Isolated Cells With Space Around Them
When cells are separated, crews can route between them while keeping wide spacing from each core. In that setup, the aircraft may also be above smaller towers while still avoiding the strongest cells by turning around them.
Lower-Topped Thunder In Cold Season
Some cold-season setups bring embedded thunder with lower tops. That can make “above” more achievable, yet embedded convection can hide inside layered clouds and is still treated with care.
For a clear breakdown of storm stages, anvils, and overshooting tops, the FAA Aviation Weather Handbook chapter on thunderstorms explains how hazards can extend beyond the visible cell.
What You See On The Cabin Map And Why It Changes
The map is simplified. It often shows a planned route, not each short ATC vector. During storms, the aircraft may get turns that look odd, then rejoin the airway later.
You may also feel a speed change. Crews sometimes slow to a turbulence penetration speed, which reduces stress on the airframe and can soften the motion you feel.
Passenger Signs And What They Often Mean
These cues can help you read what’s happening without guessing at cockpit details.
| What You Notice | What It Usually Means | What You Can Do |
|---|---|---|
| Early seatbelt sign, long before bumps | Storm field ahead or rough ride reports | Buckle in and stow items before it gets bouncy |
| Wide turn that looks off course | ATC vectors around a core or a line of cells | Settle in; the route often rejoins later |
| Cabin crew sits and carts are locked | Rough pocket likely soon | Skip the restroom until the ride steadies |
| Noticeable speed change | Flying at a turbulence speed for comfort and limits | Ignore the clock; comfort and safety come first |
| Holding turns near arrival | Storms near the airport or traffic squeezed into gaps | Keep your belt on; delays are common |
| Sudden smooth air after a detour | You cleared the outflow and anvil zone | Wait for the crew before moving around |
So, Can Planes Fly Above Thunderstorms?
They can, at times. The bigger point is that crews don’t treat “above” as a free pass. Storms can build into cruise levels, push rough air higher than the top, and throw hazards out past the visible edges. That’s why detours are common and why the seatbelt sign comes on early.

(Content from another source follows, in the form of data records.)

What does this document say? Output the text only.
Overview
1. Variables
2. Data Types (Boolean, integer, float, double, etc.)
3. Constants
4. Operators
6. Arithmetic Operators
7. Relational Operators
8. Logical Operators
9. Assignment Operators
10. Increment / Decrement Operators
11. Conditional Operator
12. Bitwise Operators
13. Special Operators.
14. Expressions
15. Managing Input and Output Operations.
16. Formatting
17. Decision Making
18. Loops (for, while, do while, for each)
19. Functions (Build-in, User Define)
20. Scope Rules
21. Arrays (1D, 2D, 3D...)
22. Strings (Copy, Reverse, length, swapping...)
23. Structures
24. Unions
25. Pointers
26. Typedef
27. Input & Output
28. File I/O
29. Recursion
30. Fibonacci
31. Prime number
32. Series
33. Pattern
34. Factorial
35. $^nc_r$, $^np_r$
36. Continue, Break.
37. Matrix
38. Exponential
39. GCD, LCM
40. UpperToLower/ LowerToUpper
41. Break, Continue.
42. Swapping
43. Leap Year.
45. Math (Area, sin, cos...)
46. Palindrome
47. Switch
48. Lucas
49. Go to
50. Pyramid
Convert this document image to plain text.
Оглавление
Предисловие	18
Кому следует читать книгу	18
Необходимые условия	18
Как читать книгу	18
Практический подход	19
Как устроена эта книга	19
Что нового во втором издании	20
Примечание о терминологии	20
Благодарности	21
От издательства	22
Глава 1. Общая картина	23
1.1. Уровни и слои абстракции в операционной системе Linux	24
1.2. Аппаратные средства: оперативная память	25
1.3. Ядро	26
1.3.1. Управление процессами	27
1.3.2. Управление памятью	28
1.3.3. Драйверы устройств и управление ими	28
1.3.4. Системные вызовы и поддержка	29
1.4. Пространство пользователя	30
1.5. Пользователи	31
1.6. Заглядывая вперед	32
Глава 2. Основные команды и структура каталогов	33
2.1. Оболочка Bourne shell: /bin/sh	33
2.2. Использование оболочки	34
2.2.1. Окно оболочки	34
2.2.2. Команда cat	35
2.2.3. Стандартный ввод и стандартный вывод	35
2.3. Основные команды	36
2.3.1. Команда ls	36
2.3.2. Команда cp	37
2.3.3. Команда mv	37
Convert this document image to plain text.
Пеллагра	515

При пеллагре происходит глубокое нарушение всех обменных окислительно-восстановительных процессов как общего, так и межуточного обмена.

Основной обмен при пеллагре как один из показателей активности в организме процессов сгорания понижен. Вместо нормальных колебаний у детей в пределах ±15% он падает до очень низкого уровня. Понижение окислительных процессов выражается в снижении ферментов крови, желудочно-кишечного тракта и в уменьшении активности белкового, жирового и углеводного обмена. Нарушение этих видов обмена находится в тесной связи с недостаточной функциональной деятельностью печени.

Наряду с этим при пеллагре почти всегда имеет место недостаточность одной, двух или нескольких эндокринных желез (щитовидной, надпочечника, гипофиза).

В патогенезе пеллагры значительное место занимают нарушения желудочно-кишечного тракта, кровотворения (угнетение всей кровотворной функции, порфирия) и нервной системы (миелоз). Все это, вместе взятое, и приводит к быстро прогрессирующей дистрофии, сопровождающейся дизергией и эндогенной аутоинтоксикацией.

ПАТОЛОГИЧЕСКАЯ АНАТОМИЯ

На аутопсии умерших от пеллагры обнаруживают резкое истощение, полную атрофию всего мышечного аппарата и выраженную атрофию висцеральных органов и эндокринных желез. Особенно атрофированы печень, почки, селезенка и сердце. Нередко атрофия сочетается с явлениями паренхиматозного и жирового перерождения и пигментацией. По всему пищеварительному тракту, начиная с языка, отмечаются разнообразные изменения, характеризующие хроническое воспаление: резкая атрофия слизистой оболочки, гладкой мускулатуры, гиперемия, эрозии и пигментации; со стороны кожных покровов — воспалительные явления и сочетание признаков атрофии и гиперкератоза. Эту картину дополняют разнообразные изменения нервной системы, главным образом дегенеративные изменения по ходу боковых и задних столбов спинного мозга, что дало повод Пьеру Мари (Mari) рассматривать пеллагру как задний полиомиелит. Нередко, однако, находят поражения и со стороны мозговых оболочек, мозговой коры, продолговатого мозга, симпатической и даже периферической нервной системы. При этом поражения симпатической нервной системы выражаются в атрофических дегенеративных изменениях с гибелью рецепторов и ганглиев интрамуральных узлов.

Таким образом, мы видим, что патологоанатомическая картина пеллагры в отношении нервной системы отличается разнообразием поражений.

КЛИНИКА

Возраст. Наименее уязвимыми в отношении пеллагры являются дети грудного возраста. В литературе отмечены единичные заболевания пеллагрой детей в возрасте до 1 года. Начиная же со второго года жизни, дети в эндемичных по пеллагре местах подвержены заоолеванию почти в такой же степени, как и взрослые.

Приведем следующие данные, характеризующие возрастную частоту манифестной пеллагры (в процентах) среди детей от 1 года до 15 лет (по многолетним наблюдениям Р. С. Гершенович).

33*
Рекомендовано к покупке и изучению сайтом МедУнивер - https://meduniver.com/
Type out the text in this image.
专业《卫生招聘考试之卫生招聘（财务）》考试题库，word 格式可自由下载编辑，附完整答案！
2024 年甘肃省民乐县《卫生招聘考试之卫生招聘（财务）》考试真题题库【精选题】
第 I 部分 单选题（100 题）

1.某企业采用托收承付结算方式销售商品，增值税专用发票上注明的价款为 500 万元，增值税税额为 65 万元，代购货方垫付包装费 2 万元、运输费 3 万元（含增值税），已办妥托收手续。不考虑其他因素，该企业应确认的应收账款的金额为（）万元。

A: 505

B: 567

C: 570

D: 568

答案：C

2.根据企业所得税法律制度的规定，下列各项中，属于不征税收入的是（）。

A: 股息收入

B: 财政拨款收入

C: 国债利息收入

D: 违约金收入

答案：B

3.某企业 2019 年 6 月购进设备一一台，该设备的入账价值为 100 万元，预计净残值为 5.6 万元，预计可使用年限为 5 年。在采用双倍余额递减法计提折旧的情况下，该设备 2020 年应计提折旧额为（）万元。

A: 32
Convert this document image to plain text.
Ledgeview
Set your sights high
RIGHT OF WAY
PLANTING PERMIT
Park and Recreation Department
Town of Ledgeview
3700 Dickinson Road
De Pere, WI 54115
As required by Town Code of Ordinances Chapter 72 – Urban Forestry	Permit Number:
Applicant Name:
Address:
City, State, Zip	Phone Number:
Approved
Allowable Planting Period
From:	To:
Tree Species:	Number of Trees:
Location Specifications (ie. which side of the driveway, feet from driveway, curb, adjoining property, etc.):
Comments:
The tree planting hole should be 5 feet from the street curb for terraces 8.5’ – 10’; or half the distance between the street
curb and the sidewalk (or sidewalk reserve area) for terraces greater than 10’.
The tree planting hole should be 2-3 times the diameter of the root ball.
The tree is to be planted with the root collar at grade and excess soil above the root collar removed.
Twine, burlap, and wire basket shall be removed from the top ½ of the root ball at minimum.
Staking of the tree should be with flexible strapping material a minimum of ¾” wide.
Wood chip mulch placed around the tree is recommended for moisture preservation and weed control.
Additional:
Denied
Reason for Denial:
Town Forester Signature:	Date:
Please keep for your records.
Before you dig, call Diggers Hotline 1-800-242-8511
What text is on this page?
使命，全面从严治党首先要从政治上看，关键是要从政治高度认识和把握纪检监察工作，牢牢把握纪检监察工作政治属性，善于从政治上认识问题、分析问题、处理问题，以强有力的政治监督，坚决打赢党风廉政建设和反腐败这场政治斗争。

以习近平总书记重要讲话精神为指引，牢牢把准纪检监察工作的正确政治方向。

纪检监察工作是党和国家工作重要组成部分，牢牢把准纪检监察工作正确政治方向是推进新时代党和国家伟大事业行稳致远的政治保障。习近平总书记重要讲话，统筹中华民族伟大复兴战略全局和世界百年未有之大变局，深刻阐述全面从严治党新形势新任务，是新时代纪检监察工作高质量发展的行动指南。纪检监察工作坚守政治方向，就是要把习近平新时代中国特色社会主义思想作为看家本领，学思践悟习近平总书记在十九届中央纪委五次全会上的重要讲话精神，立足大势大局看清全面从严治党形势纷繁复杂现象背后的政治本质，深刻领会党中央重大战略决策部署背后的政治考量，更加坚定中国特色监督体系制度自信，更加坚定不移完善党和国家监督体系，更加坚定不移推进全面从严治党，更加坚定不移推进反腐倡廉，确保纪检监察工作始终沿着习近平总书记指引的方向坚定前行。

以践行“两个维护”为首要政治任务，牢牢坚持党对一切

If your flight arcs around tall towers, that’s normal airline weather flying: wide spacing, steady control, and a calm path through busy airspace.
References & Sources
- Federal Aviation Administration (FAA).“Advisory Circular AC 00-24C: Thunderstorms.”Details thunderstorm structure, hazards, and avoidance guidance for pilots.
- Federal Aviation Administration (FAA).“Aviation Weather Handbook: Chapter 22, Thunderstorms.”Describes storm stages, anvils, overshooting tops, and how hazards extend beyond visible cells.